Da metà settembre, nel quartiere cinese di Milano, zona a traffico limitato e divieto di commercio all'ingrosso. Già chiusi alcuni negozi di orientali: la loro amarezza

3 Settembre 2008

05/09/2008

di Cristina CONTI

Tolleranza zero per i grossisti, zona a traffico limitato. E la tensione in via Paolo Sarpi continua a salire. Palazzo Marino ha investito cinque milioni di euro nella zona a traffico limitato. Cinque telecamere sorveglieranno l’accesso ai residenti, mentre è vietato il commercio all’ingrosso, che, con il carico e lo scarico delle merci, crea problemi alla viabilità.

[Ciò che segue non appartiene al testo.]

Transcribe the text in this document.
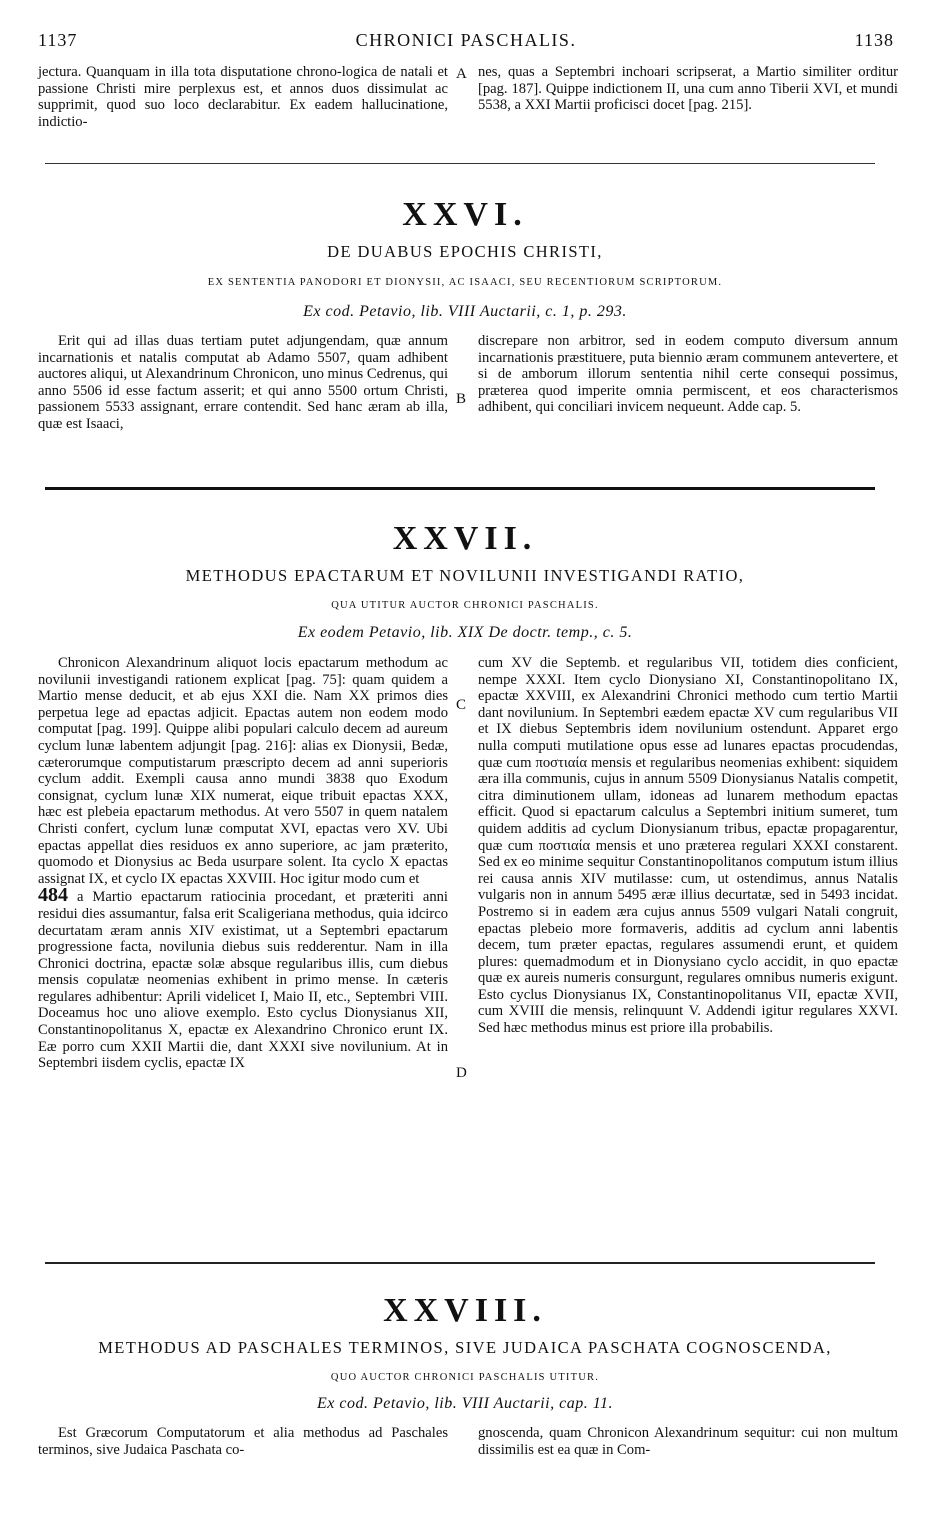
1137	CHRONICI PASCHALIS.	1138

jectura. Quanquam in illa tota disputatione chrono-logica de natali et passione Christi mire perplexus est, et annos duos dissimulat ac supprimit, quod suo loco declarabitur. Ex eadem hallucinatione, indictio-

A nes, quas a Septembri inchoari scripserat, a Martio similiter orditur [pag. 187]. Quippe indictionem II, una cum anno Tiberii XVI, et mundi 5538, a XXI Martii proficisci docet [pag. 215].

XXVI.
DE DUABUS EPOCHIS CHRISTI,
EX SENTENTIA PANODORI ET DIONYSII, AC ISAACI, SEU RECENTIORUM SCRIPTORUM.
Ex cod. Petavio, lib. VIII Auctarii, c. 1, p. 293.

Erit qui ad illas duas tertiam putet adjungendam, quæ annum incarnationis et natalis computat ab Adamo 5507, quam adhibent auctores aliqui, ut Alexandrinum Chronicon, uno minus Cedrenus, qui anno 5506 id esse factum asserit; et qui anno 5500 ortum Christi, passionem 5533 assignant, errare contendit. Sed hanc æram ab illa, quæ est Isaaci,

B

discrepare non arbitror, sed in eodem computo diversum annum incarnationis præstituere, puta biennio æram communem antevertere, et si de amborum illorum sententia nihil certe consequi possimus, præterea quod imperite omnia permiscent, et eos characterismos adhibent, qui conciliari invicem nequeunt. Adde cap. 5.

XXVII.
METHODUS EPACTARUM ET NOVILUNII INVESTIGANDI RATIO,
QUA UTITUR AUCTOR CHRONICI PASCHALIS.
Ex eodem Petavio, lib. XIX De doctr. temp., c. 5.

Chronicon Alexandrinum aliquot locis epactarum methodum ac novilunii investigandi rationem explicat [pag. 75]: quam quidem a Martio mense deducit, et ab ejus XXI die. Nam XX primos dies perpetua lege ad epactas adjicit. Epactas autem non eodem modo computat [pag. 199]. Quippe alibi populari calculo decem ad aureum cyclum lunæ labentem adjungit [pag. 216]: alias ex Dionysii, Bedæ, cæterorumque computistarum præscripto decem ad anni superioris cyclum addit. Exempli causa anno mundi 3838 quo Exodum consignat, cyclum lunæ XIX numerat, eique tribuit epactas XXX, hæc est plebeia epactarum methodus. At vero 5507 in quem natalem Christi confert, cyclum lunæ computat XVI, epactas vero XV. Ubi epactas appellat dies residuos ex anno superiore, ac jam præterito, quomodo et Dionysius ac Beda usurpare solent. Ita cyclo X epactas assignat IX, et cyclo IX epactas XXVIII. Hoc igitur modo cum et

484 a Martio epactarum ratiocinia procedant, et præteriti anni residui dies assumantur, falsa erit Scaligeriana methodus, quia idcirco decurtatam æram annis XIV existimat, ut a Septembri epactarum progressione facta, novilunia diebus suis redderentur. Nam in illa Chronici doctrina, epactæ solæ absque regularibus illis, cum diebus mensis copulatæ neomenias exhibent in primo mense. In cæteris regulares adhibentur: Aprili videlicet I, Maio II, etc., Septembri VIII. Doceamus hoc uno aliove exemplo. Esto cyclus Dionysianus XII, Constantinopolitanus X, epactæ ex Alexandrino Chronico erunt IX. Eæ porro cum XXII Martii die, dant XXXI sive novilunium. At in Septembri iisdem cyclis, epactæ IX

C
D

cum XV die Septemb. et regularibus VII, totidem dies conficient, nempe XXXI. Item cyclo Dionysiano XI, Constantinopolitano IX, epactæ XXVIII, ex Alexandrini Chronici methodo cum tertio Martii dant novilunium. In Septembri eædem epactæ XV cum regularibus VII et IX diebus Septembris idem novilunium ostendunt. Apparet ergo nulla computi mutilatione opus esse ad lunares epactas procudendas, quæ cum ποστιαία mensis et regularibus neomenias exhibent: siquidem æra illa communis, cujus in annum 5509 Dionysianus Natalis competit, citra diminutionem ullam, idoneas ad lunarem methodum epactas efficit. Quod si epactarum calculus a Septembri initium sumeret, tum quidem additis ad cyclum Dionysianum tribus, epactæ propagarentur, quæ cum ποστιαία mensis et uno præterea regulari XXXI constarent. Sed ex eo minime sequitur Constantinopolitanos computum istum illius rei causa annis XIV mutilasse: cum, ut ostendimus, annus Natalis vulgaris non in annum 5495 æræ illius decurtatæ, sed in 5493 incidat. Postremo si in eadem æra cujus annus 5509 vulgari Natali congruit, epactas plebeio more formaveris, additis ad cyclum anni labentis decem, tum præter epactas, regulares assumendi erunt, et quidem plures: quemadmodum et in Dionysiano cyclo accidit, in quo epactæ quæ ex aureis numeris consurgunt, regulares omnibus numeris exigunt. Esto cyclus Dionysianus IX, Constantinopolitanus VII, epactæ XVII, cum XVIII die mensis, relinquunt V. Addendi igitur regulares XXVI. Sed hæc methodus minus est priore illa probabilis.

XXVIII.
METHODUS AD PASCHALES TERMINOS, SIVE JUDAICA PASCHATA COGNOSCENDA,
QUO AUCTOR CHRONICI PASCHALIS UTITUR.
Ex cod. Petavio, lib. VIII Auctarii, cap. 11.

Est Græcorum Computatorum et alia methodus ad Paschales terminos, sive Judaica Paschata co-

gnoscenda, quam Chronicon Alexandrinum sequitur: cui non multum dissimilis est ea quæ in Com-
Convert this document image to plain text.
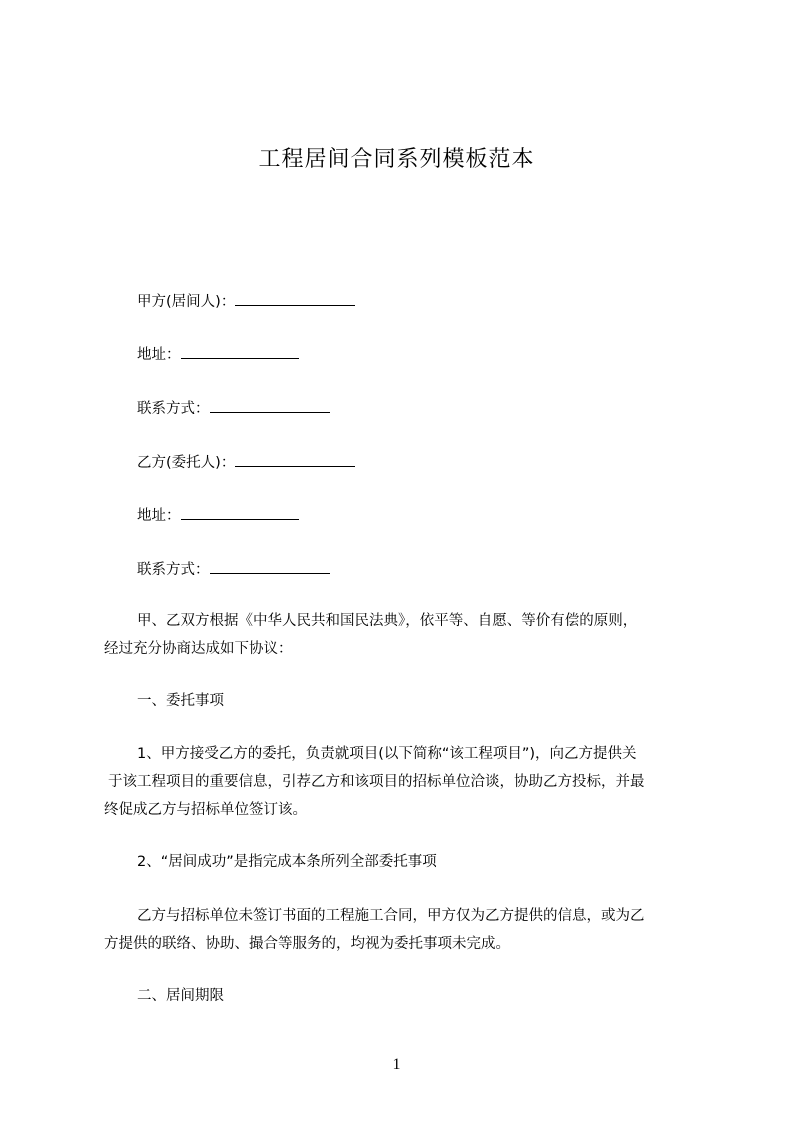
工程居间合同系列模板范本
甲方(居间人)：
地址：
联系方式：
乙方(委托人)：
地址：
联系方式：
甲、乙双方根据《中华人民共和国民法典》，依平等、自愿、等价有偿的原则，
经过充分协商达成如下协议：
一、委托事项
1、甲方接受乙方的委托，负责就项目(以下简称“该工程项目”)，向乙方提供关
于该工程项目的重要信息，引荐乙方和该项目的招标单位洽谈，协助乙方投标，并最
终促成乙方与招标单位签订该。
2、“居间成功”是指完成本条所列全部委托事项
乙方与招标单位未签订书面的工程施工合同，甲方仅为乙方提供的信息，或为乙
方提供的联络、协助、撮合等服务的，均视为委托事项未完成。
二、居间期限
1
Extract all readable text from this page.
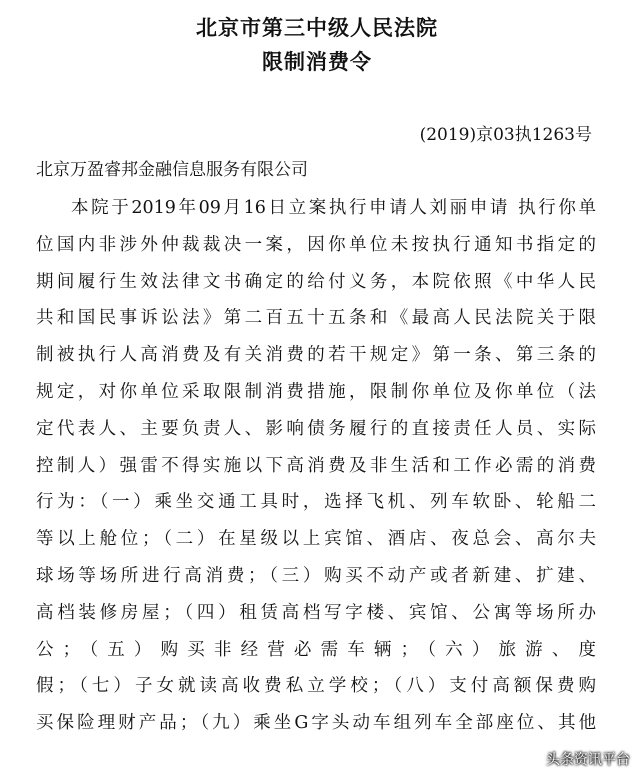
北京市第三中级人民法院
限制消费令
(2019)京03执1263号
北京万盈睿邦金融信息服务有限公司
本院于2019年09月16日立案执行申请人刘丽申请 执行你单
位国内非涉外仲裁裁决一案，因你单位未按执行通知书指定的
期间履行生效法律文书确定的给付义务，本院依照《中华人民
共和国民事诉讼法》第二百五十五条和《最高人民法院关于限
制被执行人高消费及有关消费的若干规定》第一条、第三条的
规定，对你单位采取限制消费措施，限制你单位及你单位（法
定代表人、主要负责人、影响债务履行的直接责任人员、实际
控制人）强雷不得实施以下高消费及非生活和工作必需的消费
行为：（一）乘坐交通工具时，选择飞机、列车软卧、轮船二
等以上舱位；（二）在星级以上宾馆、酒店、夜总会、高尔夫
球场等场所进行高消费；（三）购买不动产或者新建、扩建、
高档装修房屋；（四）租赁高档写字楼、宾馆、公寓等场所办
公；（五）购买非经营必需车辆；（六）旅游、度
假；（七）子女就读高收费私立学校；（八）支付高额保费购
买保险理财产品；（九）乘坐G字头动车组列车全部座位、其他
头条资讯平台
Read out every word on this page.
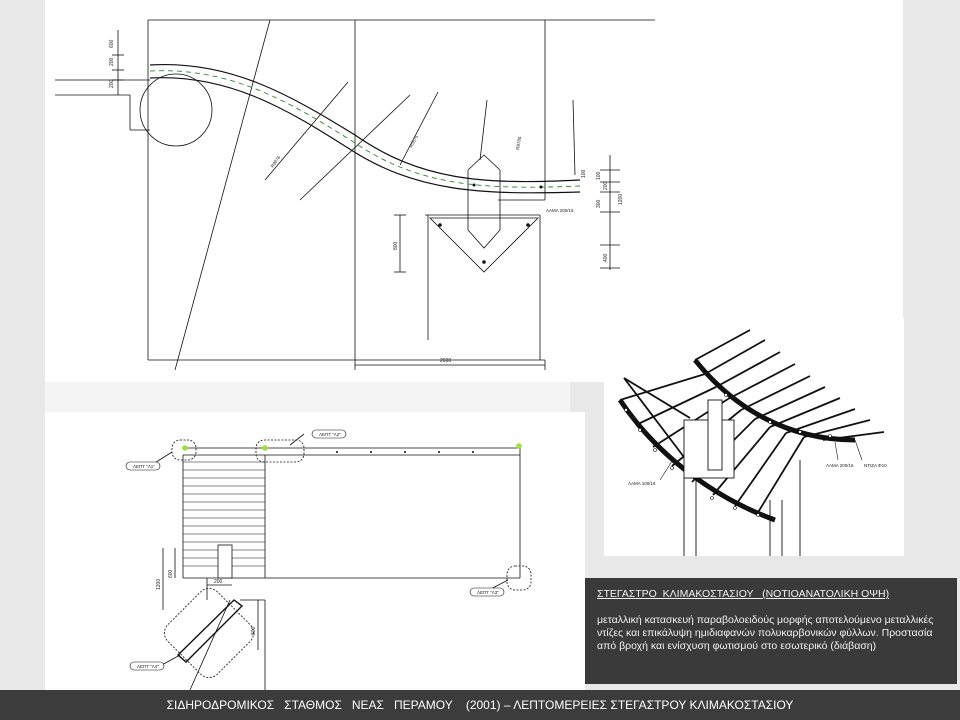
600
200
200
800
2600
100
100
300
200
1200
400
R9876
R3575	R8785
ΛΑΜΑ 200/16
ΛΕΠΤ "Λ1"
ΛΕΠΤ "Λ2"
ΛΕΠΤ "Λ3"
ΛΕΠΤ "Λ4"
1200
600
200
800
ΛΑΜΑ 100/16
ΛΑΜΑ 200/16 ΝΤΙΖΑ Φ10
ΣΤΕΓΑΣΤΡΟ  ΚΛΙΜΑΚΟΣΤΑΣΙΟΥ   (ΝΟΤΙΟΑΝΑΤΟΛΙΚΗ ΟΨΗ)
μεταλλική κατασκευή παραβολοειδούς μορφής αποτελούμενο μεταλλικές ντίζες και επικάλυψη ημιδιαφανών πολυκαρβονικών φύλλων. Προστασία από βροχή και ενίσχυση φωτισμού στο εσωτερικό (διάβαση)
ΣΙΔΗΡΟΔΡΟΜΙΚΟΣ   ΣΤΑΘΜΟΣ   ΝΕΑΣ   ΠΕΡΑΜΟΥ    (2001) – ΛΕΠΤΟΜΕΡΕΙΕΣ ΣΤΕΓΑΣΤΡΟΥ ΚΛΙΜΑΚΟΣΤΑΣΙΟΥ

Si partirà da metà settembre. Decine di negozi appartenenti alla comunità cinese hanno già le serrande abbassate, i locali svuotati e inserzioni per cedere le attività. Ma i residenti italiani non si fidano. «È solo un tentativo per far salire la tensione», dice Pier Franco Lionetto, presidente dell’Associazione ViviSarpi.

Intanto i lavori avanzano. Gli operai stanno cancellando i parcheggi e gettano cemento. Cinquanta grossisti cinesi si sono accordati per il trasferimento a Lacchiarella, altri stanno verificando i prezzi dei negozi nella zona di via Padova.

La trasformazione urbanistica del quartiere è stata spiegata ai cinesi in una lettera dello scorso 8 agosto. Nella prima fase ci sarà la zona a traffico limitato sorvegliata da cinque telecamere e aperta ai residenti. La seconda arriverà nel 2009 quando verrà inaugurata l’isola pedonale con dehors e aiuolette.

«La nostra moral suasion dà i suoi primi effetti. Ora dovremo monitorare gli spostamenti e gli arrivi delle nuove attività, dovremo costruire un vero mix commerciale italo-cinese», sottolinea il vicesindaco Riccardo De Corato. Ma a lasciare sono anche gli italiani. «Aumenta l’offerta di spazi e cala, invece, il costo del mattone», commenta Paola Barzini, agente immobiliare della zona.

Una scelta per tutelare una zona storica del capoluogo lombardo e i suoi residenti italiani. Il provvedimento dovrebbe, infatti, mettere la parola fine a traffico, rumore e battaglie sulle regole. Ma cosa succederà davvero è difficile a dirsi.

Chinatown è una rete economica ricca e indaffarata. Prezzi bassi, imprenditori che servono i mercati e riforniscono tutto il Nord Italia. «Definiremo la nostra strategia. I cantieri hanno alimentato l’insicurezza della nostra gente e alcuni hanno deciso di vendere. Siamo amareggiati perché è stato interrotto qualsiasi contatto con il Comune», spiega Angelo Hu, storico rappresentate della comunità cinese nel quartiere.